Bayesian Optimal Adaptive Designs for Delayed-Response Dose-Finding Studies

Abstract

Bayesian adaptive design has been broadly recognized as a method of improving the efficiency of determining dose-response relationships in clinical trials, thus leading to reliable dose selection for phase III clinical trials. However, in some disease areas such as diabetes and obesity, patients may need to be studied for several weeks or months for a drug effect to emerge. These delayed-response studies provide challenges for using traditional adaptive design methods. Many current methods for analyzing the data at the time of the interim analysis only use the last observation from patients who have completed the study. Data for those patients who have not completed the study are often ignored or imputed via last observation carried forward (LOCF) or other imputation method. Therefore, data collected at intermediate timepoints are not fully used for decision making.
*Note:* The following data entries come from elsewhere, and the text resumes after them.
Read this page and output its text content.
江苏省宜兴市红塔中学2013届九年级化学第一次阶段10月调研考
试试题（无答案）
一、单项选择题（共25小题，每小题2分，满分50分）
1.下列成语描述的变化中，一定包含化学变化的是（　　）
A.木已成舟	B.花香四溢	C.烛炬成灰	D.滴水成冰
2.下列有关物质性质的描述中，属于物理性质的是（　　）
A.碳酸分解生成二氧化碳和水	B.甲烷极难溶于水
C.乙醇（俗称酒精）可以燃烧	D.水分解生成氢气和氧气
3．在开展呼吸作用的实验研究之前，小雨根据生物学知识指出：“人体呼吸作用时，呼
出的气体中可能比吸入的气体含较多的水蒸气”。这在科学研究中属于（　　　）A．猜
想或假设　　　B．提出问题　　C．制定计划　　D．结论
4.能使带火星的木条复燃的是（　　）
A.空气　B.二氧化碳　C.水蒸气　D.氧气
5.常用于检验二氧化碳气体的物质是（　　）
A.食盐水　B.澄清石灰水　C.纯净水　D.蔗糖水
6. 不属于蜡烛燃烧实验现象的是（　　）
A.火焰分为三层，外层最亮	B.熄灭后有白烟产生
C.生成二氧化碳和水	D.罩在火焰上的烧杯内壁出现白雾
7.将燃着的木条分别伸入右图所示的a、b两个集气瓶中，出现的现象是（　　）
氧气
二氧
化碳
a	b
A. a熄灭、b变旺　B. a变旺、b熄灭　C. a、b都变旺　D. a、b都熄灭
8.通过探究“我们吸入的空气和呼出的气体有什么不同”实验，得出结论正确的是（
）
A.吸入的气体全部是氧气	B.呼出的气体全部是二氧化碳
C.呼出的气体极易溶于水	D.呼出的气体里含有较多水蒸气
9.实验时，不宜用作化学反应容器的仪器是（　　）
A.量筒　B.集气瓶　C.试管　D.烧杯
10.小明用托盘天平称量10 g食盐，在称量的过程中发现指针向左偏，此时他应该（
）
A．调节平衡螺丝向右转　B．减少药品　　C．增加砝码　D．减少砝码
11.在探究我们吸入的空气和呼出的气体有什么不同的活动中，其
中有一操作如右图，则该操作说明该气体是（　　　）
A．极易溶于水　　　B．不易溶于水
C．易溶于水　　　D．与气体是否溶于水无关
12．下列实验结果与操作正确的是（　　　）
These approaches are useful for studies where the final responses can be quickly observed. However, in delayed-response studies, where longitudinal data are normally collected for each patient, using all available information instead of just endpoint values is critical to improving efficiency. Fu and Manner (2010) proposed an integrated two-component prediction (ITP) model for delayed-response adaptive design. In this paper, we extend their ITP model to incorporate a dose-response model in it and propose an ITP Emax model. Furthermore, we derive a method to find the minimum effective dose (MED) for our newly proposed model by using an optimal design theorem. By using the proposed method, a better understanding of the dose-response relationship and the MED was achieved more efficiently. Potential sample size reduction is also discussed in this paper.